Quel voto era segreto e l’apertura ai Conservatori (Ecr) di Giorgia Meloni, suggellata dalla nomina di Fitto a vicepresidente esecutivo, non c’era ancora stata. La sinistra credeva nell’esistenza di un «cordone sanitario» attorno a tutti i gruppi a destra del Ppe. La candidata al bis ottenne 401 voti, 40 in più del necessario. Stavolta sarà tutto diverso.

 

 

 

Pesa la nomina di Fitto, fortemente voluta da von der Leyen e dal Ppe; pesano le prime votazioni del nuovo parlamento, in cui i Popolari hanno spesso fatto asse con i gruppi di destra contro Socialisti e Verdi; pesa la guerra che il Partido Popular spagnolo ha fatto a Bruxelles contro Ribera. Per questi motivi non dovrebbero votare in favore della Commissione gli eurodeputati Verdi, 53 in tutto, gran parte dei quali, a luglio, si espressero in favore di von der Leyen, risultando decisivi.

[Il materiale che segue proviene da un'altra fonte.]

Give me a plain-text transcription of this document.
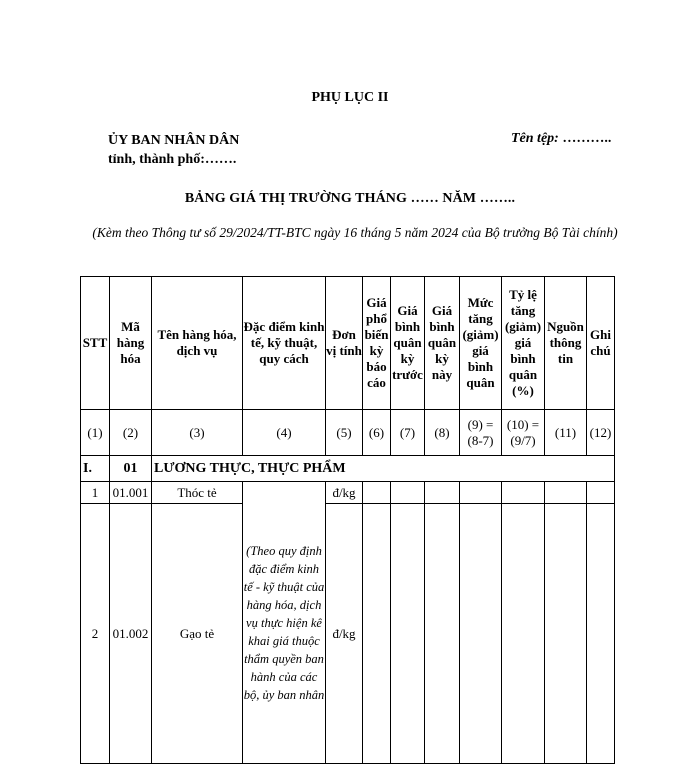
PHỤ LỤC II
ỦY BAN NHÂN DÂN
tỉnh, thành phố:…….
Tên tệp: ………..
BẢNG GIÁ THỊ TRƯỜNG THÁNG …… NĂM ……..
(Kèm theo Thông tư số 29/2024/TT-BTC ngày 16 tháng 5 năm 2024 của Bộ trưởng Bộ Tài chính)
STT	Mã hàng hóa	Tên hàng hóa, dịch vụ	Đặc điểm kinh tế, kỹ thuật, quy cách	Đơn vị tính	Giá phổ biến kỳ báo cáo	Giá bình quân kỳ trước	Giá bình quân kỳ này	Mức tăng (giảm) giá bình quân	Tỷ lệ tăng (giảm) giá bình quân (%)	Nguồn thông tin	Ghi chú
(1)	(2)	(3)	(4)	(5)	(6)	(7)	(8)	(9) = (8-7)	(10) = (9/7)	(11)	(12)
I.	01	LƯƠNG THỰC, THỰC PHẨM									
1	01.001	Thóc tẻ	(Theo quy định đặc điểm kinh tế - kỹ thuật của hàng hóa, dịch vụ thực hiện kê khai giá thuộc thẩm quyền ban hành của các bộ, ủy ban nhân	đ/kg							
2	01.002	Gạo tẻ		đ/kg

I 3 italiani, eletti nelle liste del partito di Angelo Bonelli, hanno già annunciato voto contrario, gli altri decideranno lunedì. Faranno lo stesso alcune delegazioni dei Socialisti. Quelli francesi (13 eletti) si sono chiamati fuori con toni perentori («Voteremo contro la Commissione»); dovrebbero unirsi a loro i 14 tedeschi della Spd, i 4 olandesi e l’italiano Marco Tarquinio, eletto col Pd.

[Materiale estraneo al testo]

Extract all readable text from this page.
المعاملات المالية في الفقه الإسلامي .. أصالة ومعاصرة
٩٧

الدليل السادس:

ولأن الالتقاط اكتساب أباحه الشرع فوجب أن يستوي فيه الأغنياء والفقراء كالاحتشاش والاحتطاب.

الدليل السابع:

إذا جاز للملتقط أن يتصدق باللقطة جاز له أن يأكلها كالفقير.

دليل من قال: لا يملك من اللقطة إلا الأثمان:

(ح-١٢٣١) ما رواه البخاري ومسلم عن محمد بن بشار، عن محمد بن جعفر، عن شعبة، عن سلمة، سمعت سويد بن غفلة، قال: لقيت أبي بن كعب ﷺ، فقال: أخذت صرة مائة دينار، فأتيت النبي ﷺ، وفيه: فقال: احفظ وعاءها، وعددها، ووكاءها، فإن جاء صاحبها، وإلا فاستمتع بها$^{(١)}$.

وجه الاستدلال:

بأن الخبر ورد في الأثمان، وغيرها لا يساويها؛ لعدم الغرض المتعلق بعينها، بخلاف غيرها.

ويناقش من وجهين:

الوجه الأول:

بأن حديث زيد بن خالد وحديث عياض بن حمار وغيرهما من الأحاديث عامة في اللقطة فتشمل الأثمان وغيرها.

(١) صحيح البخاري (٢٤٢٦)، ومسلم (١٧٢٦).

Anche tra i liberal di Renew Europe c’è chi non ha digerito il cambiamento di rotta. E persino nel Ppe, il partito di von der Leyen, qualcuno scalcia, ma per motivi opposti: i 22 Populares spagnoli faticano a dare voto favorevole a una Commissione in cui la loro rivale Ribera ha un portafoglio tanto importante. Così, ai 401 voti che dovrebbe garantire sulla carta la vecchia maggioranza Ursula, composta da Ppe (188), Socialisti (136) e Renew Europe (77), occorre levarne una cinquantina, probabilmente di più. Voti che non potranno essere compensati da quelli dei Verdi.

 

 

 

Questo ha una conseguenza politica molto importante: la nuova Commissione avrà assoluto bisogno dei voti della destra. Da Ecr ne arriveranno, e non saranno pochi. Voteranno a favore dell’esecutivo Ue i 24 eurodeputati di Fdi e la stessa cosa è previsto che facciano i 5 conservatori cechi, i 3 lettoni e i 3 belgi, ai quali potrebbero aggiungersene altri. Circa 35 europarlamentari, dunque. Che se le cose andassero come sembra, risulterebbero decisivi.

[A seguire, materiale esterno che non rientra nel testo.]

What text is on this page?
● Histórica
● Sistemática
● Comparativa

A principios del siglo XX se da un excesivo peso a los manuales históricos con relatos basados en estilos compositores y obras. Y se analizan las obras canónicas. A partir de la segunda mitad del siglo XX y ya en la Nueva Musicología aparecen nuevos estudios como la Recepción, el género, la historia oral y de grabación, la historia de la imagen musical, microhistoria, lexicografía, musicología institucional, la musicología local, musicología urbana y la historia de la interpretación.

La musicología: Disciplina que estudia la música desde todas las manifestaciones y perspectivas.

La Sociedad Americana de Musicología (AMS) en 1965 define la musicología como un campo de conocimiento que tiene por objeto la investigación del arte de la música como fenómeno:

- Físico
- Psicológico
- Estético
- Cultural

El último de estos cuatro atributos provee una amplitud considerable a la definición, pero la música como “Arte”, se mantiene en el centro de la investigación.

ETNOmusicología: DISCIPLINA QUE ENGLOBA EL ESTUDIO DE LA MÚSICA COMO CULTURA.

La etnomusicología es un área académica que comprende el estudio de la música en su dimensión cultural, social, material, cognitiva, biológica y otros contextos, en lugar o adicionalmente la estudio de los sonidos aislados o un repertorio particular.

Da destra non dovrebbero arrivare altri voti. Salvini ha ribadito la posizione della Lega: «Fitto è in gamba e ha il sostegno della Lega, ma non daremo carta bianca a von der Leyen». Farà così tutto il gruppo dei Patrioti, al quale appartengono anche Fidesz, il partito di Viktor Orbán, e il Rassemblement National di Marine Le Pen.

Non tutti gli eletti che negheranno la fiducia alla Commissione, però, le voteranno contro. A Bruxelles c’è la convinzione che alcuni di loro, soprattutto dentro Socialisti, Verdi e Renew Europe, sceglieranno di non votare, facendo scendere così il numero dei voti espressi e dunque il quorum necessario alla squadra di von der Leyen per avere il via libera dell’assemblea. Un modo per dichiararsi distanti senza strozzare l’esecutivo nella culla.

 

 

 

Anche per questo, nessuno crede che von der Leyen non ottenga i voti per partire. «Mercoledì la Commissione passa senz’altro», dice Paolo Gentiloni, commissario Ue in uscita. «L’operazione è “too big to fail”», troppo grande per fallire, confermano i Conservatori di Meloni. «In un momento storico come questo sarebbe il suicidio della Ue». Ma una cosa sarebbe farcela avendo comunque la maggioranza del totale degli europarlamentari, cioè 361 voti o più, e un’altra spuntarla solo grazie al non voto dei malpancisti.

Soprattutto, una cosa sarebbe avere la maggioranza con il voto decisivo dei Conservatori, e un’altra – molto diversa – ottenerla senza di loro. Nel primo caso il peso politico di Meloni crescerebbe ulteriormente. È il dramma che in queste ore agita i Verdi e tanti Socialisti: è peggio ingoiare il rospo e dire sì a una Commissione che si è spostata a destra, oppure rifiutarsi di votarla, aiutandola a spostarsi a destra ancora di più?